If the future will hold millions of years with humanity prospering on earth with roughly current population number then picking a human born today is very small, it is like winning the lottery.
If humanity expands quadratically to other solar systems then the chance of being born today is basically none.
The most likely scenario would be that human population is currently at its peak and the population will within not that many generations dwindle down to almost nothing and probably go extinct.
I don't think this logic applies to the demographics of today. The total number of humans to have ever lived is calculated to be ~105 billion. So assuming you're applying that logic to today, you're one of the most recent ~7%, which doesn't seem that remarkable -- at least not to the point of assuming fatalistic scenarios.
If humanity continues like this with no new discoveries then in ten million years we would have 200 million per year * 10 million years = 2 quadrillion people. Getting a human who lived at the start of that peak is very improbable.
But you are right, civilization lasting another few thousand years isn't that improbable. Just that it is strange that it would last a thousand years but not a million, seems like humanity should have figured out how to stabilize things if civlization lasts that long.
Edit: Or maybe our ultimate downfall will just be lack of evolutionary pressure so at some point nobody can sustain civlization. That wouldn't happen in a thousand years but a million years is definitely enough.
Edit2: Or we solve our lifespan issue very soon and people no longer die, so people also no longer can procreate or they would exhaust available resources.
I'll read the article in the morning. Apologies for pre-commenting.
I do not believe the world hinges on 2020. It is certain more than one nation is going through defining moments, but the world will survive it - as it will the coronavirus.
I do believe that the United States is at a tipping point unlike any moment in the past 50 years. Whether anyone likes it or not, we are the world's leading consumer and second leading producer (GDP). We have massive influence on foreign affairs, soft power, and the global environment.

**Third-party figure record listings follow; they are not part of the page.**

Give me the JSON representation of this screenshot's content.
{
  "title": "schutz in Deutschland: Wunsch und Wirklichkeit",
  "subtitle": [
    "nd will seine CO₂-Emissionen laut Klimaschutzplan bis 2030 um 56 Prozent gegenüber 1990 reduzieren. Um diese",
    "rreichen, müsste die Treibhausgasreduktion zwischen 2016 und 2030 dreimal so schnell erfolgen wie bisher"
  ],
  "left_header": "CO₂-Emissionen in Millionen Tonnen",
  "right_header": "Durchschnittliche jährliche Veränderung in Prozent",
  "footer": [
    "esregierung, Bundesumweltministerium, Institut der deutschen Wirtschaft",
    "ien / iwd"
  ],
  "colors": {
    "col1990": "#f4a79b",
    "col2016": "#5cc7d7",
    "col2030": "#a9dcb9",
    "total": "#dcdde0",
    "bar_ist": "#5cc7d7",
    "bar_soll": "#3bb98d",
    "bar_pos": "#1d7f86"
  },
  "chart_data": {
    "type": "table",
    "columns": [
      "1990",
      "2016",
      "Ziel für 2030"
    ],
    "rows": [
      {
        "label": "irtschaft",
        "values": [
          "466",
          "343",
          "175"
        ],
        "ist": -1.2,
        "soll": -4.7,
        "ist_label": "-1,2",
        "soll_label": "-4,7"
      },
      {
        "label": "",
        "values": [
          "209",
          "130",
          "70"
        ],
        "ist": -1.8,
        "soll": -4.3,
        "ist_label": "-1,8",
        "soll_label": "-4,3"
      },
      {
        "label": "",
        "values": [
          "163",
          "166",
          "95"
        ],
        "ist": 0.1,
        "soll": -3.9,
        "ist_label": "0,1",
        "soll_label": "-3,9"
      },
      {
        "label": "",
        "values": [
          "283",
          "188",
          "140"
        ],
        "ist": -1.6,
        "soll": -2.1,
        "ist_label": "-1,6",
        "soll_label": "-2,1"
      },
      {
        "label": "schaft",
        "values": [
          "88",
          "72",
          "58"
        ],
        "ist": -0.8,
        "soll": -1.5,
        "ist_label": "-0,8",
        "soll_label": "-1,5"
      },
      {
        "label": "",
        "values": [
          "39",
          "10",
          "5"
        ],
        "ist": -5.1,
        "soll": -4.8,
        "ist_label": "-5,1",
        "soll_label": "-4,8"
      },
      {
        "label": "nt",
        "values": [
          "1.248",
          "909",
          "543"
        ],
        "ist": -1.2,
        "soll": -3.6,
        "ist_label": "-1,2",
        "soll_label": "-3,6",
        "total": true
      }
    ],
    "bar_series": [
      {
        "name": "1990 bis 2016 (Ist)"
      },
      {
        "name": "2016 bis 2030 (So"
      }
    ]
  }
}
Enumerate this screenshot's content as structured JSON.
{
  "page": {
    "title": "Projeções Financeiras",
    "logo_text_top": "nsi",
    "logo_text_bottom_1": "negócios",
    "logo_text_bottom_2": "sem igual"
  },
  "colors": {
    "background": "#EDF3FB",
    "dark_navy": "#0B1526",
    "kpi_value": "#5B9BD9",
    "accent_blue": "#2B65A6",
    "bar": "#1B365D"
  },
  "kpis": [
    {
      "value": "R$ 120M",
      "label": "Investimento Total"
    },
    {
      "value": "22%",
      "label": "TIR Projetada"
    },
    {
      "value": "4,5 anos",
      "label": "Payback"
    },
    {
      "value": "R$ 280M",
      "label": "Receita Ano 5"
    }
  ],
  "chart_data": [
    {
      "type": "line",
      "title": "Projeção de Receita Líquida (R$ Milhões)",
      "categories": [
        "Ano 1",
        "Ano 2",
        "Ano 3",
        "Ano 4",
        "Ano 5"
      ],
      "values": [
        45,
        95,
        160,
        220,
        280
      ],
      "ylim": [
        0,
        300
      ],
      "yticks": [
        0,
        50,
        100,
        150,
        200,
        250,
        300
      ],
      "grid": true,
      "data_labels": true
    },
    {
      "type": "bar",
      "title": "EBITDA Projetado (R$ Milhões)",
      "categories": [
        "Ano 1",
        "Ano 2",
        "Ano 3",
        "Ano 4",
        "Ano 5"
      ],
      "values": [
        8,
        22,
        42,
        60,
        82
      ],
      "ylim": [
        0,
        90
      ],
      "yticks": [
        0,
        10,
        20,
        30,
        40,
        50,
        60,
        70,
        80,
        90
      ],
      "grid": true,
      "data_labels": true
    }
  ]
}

Domestically, four more years of the current administration and its lack of rule of law will drive more people toward resistance. It will enable those who envy our president's unchecked power to emulate it at any level - the shamelessness, the gaslighting, and the bullying - so that our politics makes the 20th century look downright polite.
The decision to, or not to, participate in global efforts to reduce human impact on the environment could be a defining moment for the next few hundred years of human existence. So yeah, I think this is a huge moment for the US, and the world.

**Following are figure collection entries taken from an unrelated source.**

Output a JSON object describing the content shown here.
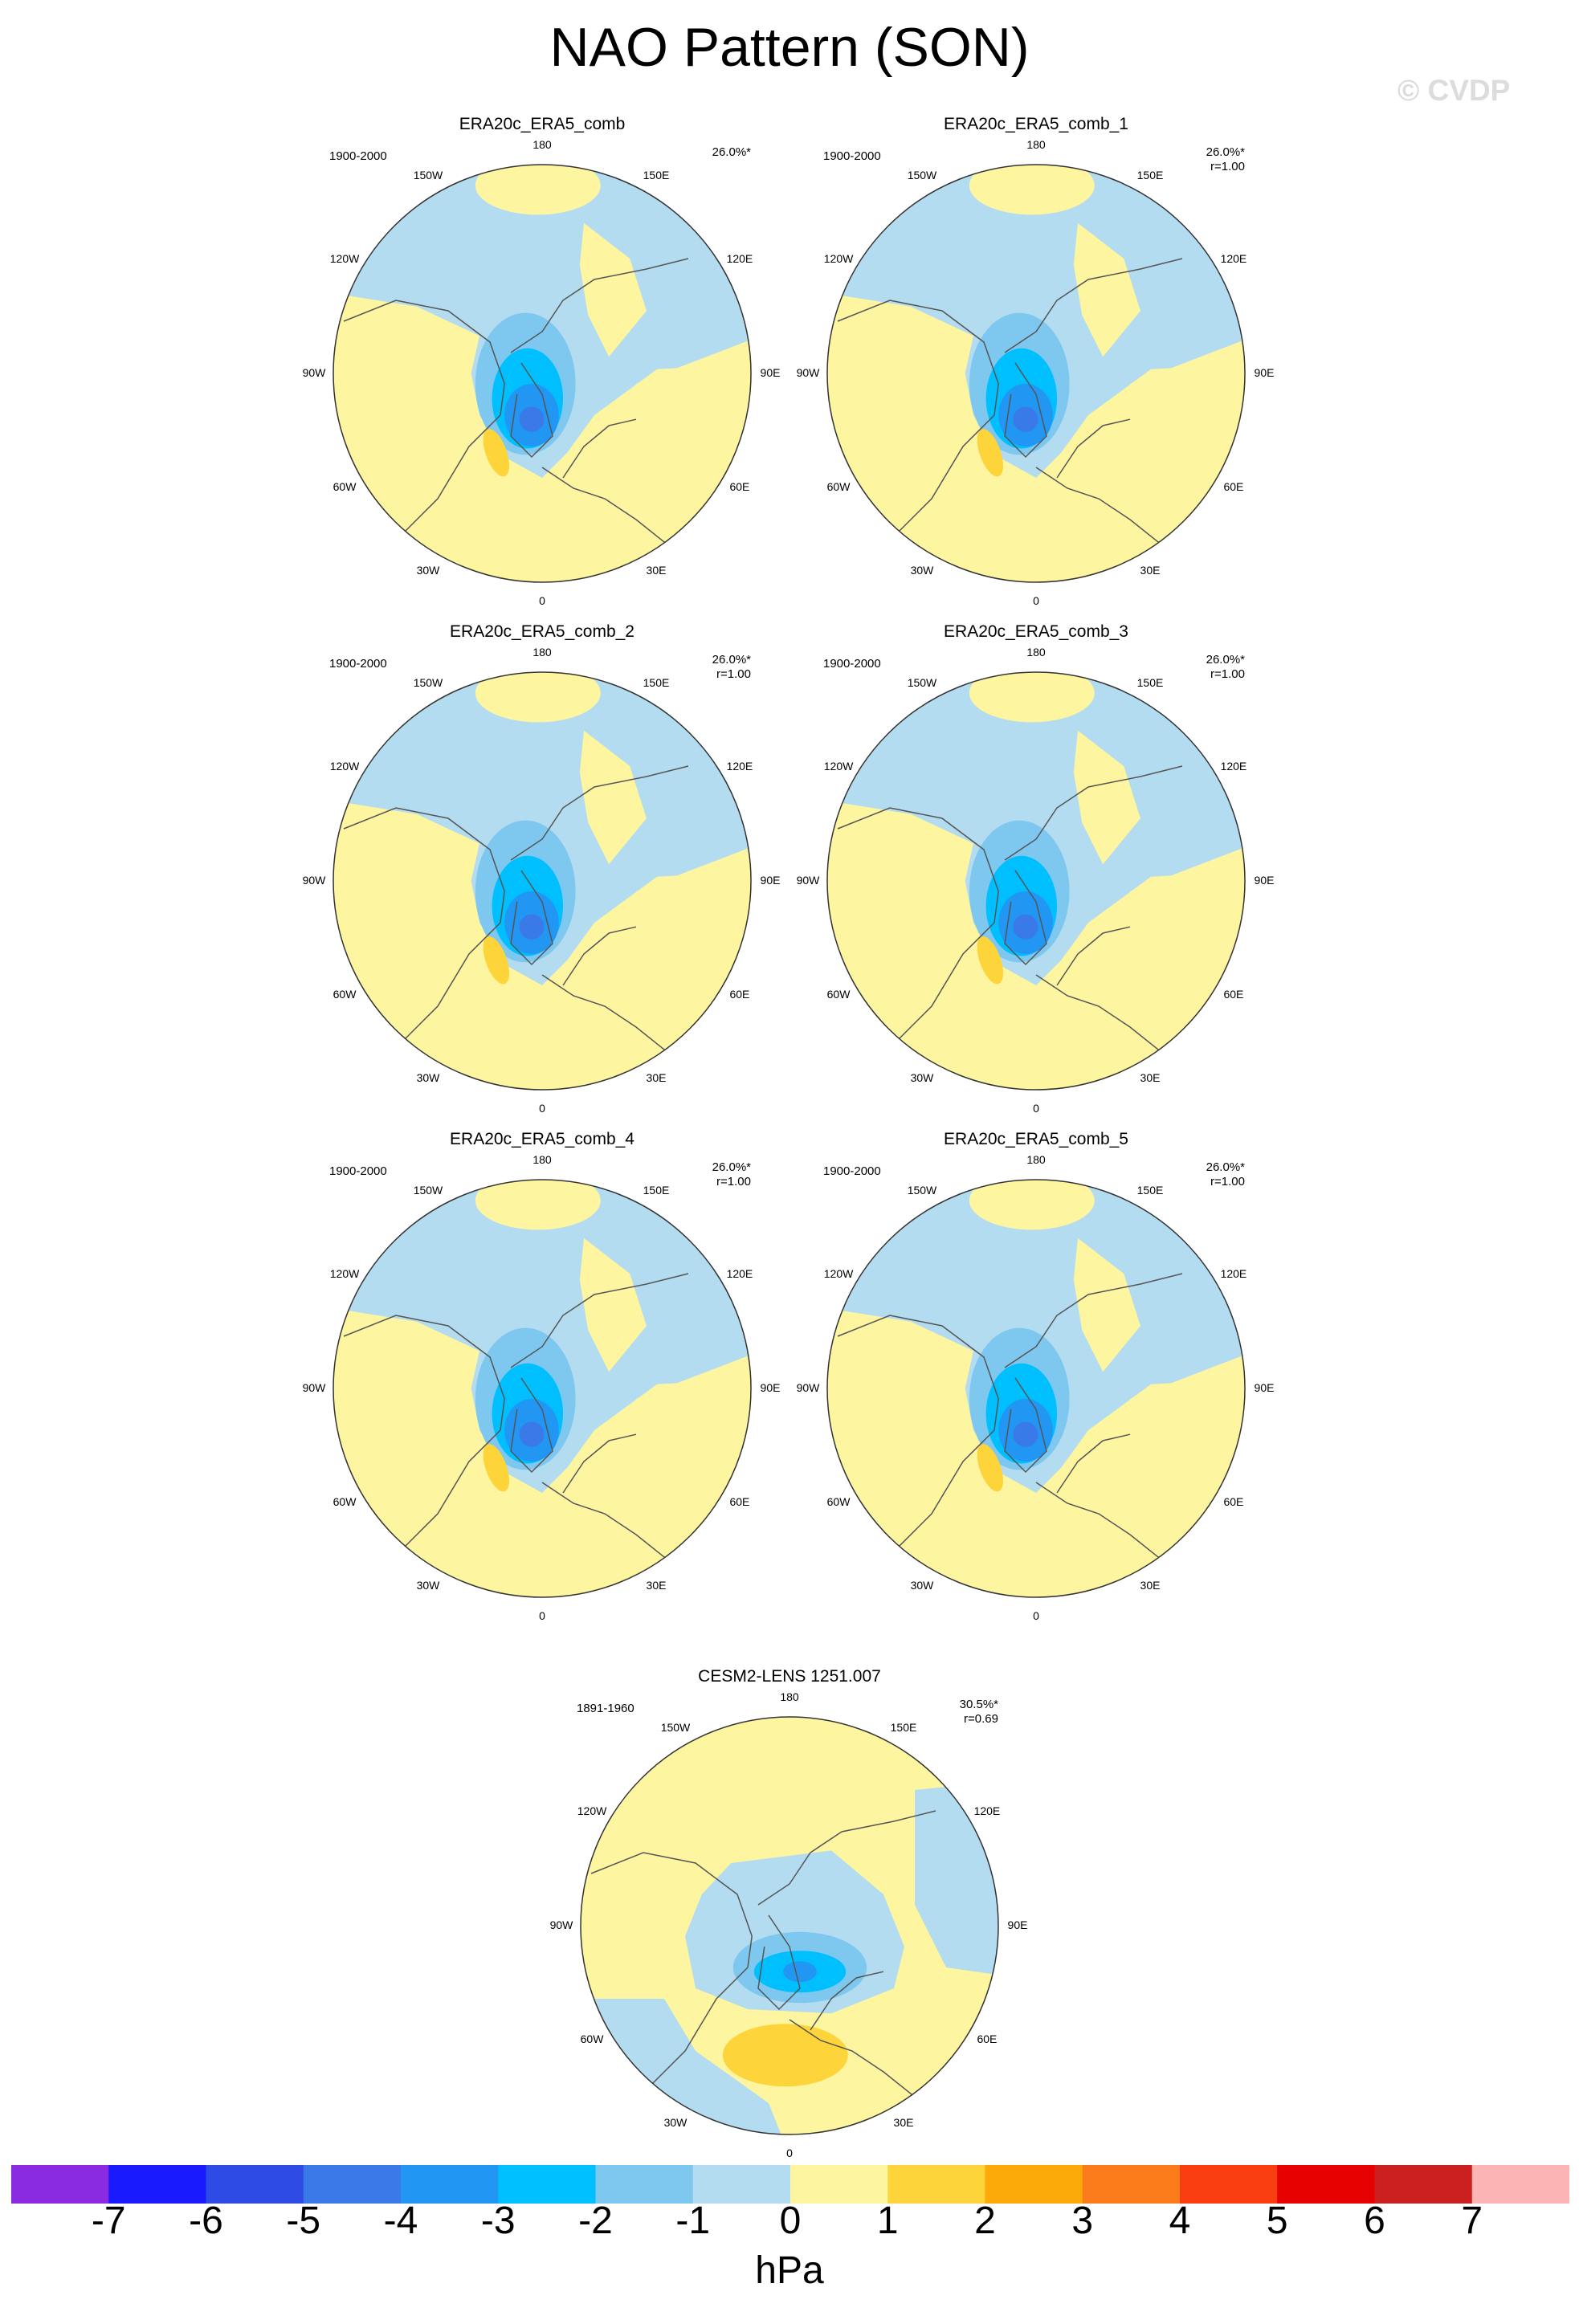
{
  "title": "NAO Pattern (SON)",
  "watermark": "© CVDP",
  "units": "hPa",
  "colors": {
    "land_yellow": "#fdf5a0",
    "ocean_blue": "#b3dcf0",
    "coast": "#555555"
  },
  "colorbar": {
    "colors": [
      "#8a2be2",
      "#1a1aff",
      "#2e4be6",
      "#3a7ae8",
      "#2196f3",
      "#00bfff",
      "#7ec8f0",
      "#b3dcf0",
      "#fdf5a0",
      "#fdd53a",
      "#fca90a",
      "#fb7b1a",
      "#fb3d12",
      "#e60000",
      "#cc1f1f",
      "#fdb4b4"
    ],
    "labels": [
      "-7",
      "-6",
      "-5",
      "-4",
      "-3",
      "-2",
      "-1",
      "0",
      "1",
      "2",
      "3",
      "4",
      "5",
      "6",
      "7"
    ]
  },
  "lon_labels": [
    "180",
    "150E",
    "120E",
    "90E",
    "60E",
    "30E",
    "0",
    "30W",
    "60W",
    "90W",
    "120W",
    "150W"
  ],
  "panels": [
    {
      "name": "ERA20c_ERA5_comb",
      "period": "1900-2000",
      "pct": "26.0%*",
      "r": ""
    },
    {
      "name": "ERA20c_ERA5_comb_1",
      "period": "1900-2000",
      "pct": "26.0%*",
      "r": "r=1.00"
    },
    {
      "name": "ERA20c_ERA5_comb_2",
      "period": "1900-2000",
      "pct": "26.0%*",
      "r": "r=1.00"
    },
    {
      "name": "ERA20c_ERA5_comb_3",
      "period": "1900-2000",
      "pct": "26.0%*",
      "r": "r=1.00"
    },
    {
      "name": "ERA20c_ERA5_comb_4",
      "period": "1900-2000",
      "pct": "26.0%*",
      "r": "r=1.00"
    },
    {
      "name": "ERA20c_ERA5_comb_5",
      "period": "1900-2000",
      "pct": "26.0%*",
      "r": "r=1.00"
    },
    {
      "name": "CESM2-LENS 1251.007",
      "period": "1891-1960",
      "pct": "30.5%*",
      "r": "r=0.69"
    }
  ]
}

Just starting in on https://en.wikipedia.org/wiki/Imperialism,_the_Highest_Stage... and while much of what VIL[1] says could be written a century later, my initial skim of "VIII. PARASITISM AND DECAY OF CAPITALISM" reveals that he's assumed that an imperial power will also be a creditor.
> "In the geniuses Lenin and Trotzky, the Bolshevik movement found its leadership. Lenin had no use for democracy as it was known in America. To him it was a sham, a front for the great capitalist trusts, which—even though the capitalists themselves might not know it—were doomed to get bigger on a shrinking market, until international capitalist war, bankruptcy, and working-class revolution was the result. Lenin was as sure that this would happen as he was that the sun would rise the next morning. The only dispute was the matter of timing; a few Bolshevik pessimists thought that the capitalist world might last into the 1920's."
In the grand scheme of things, everything that happened this year is probably minor in comparison to Petrov's decision.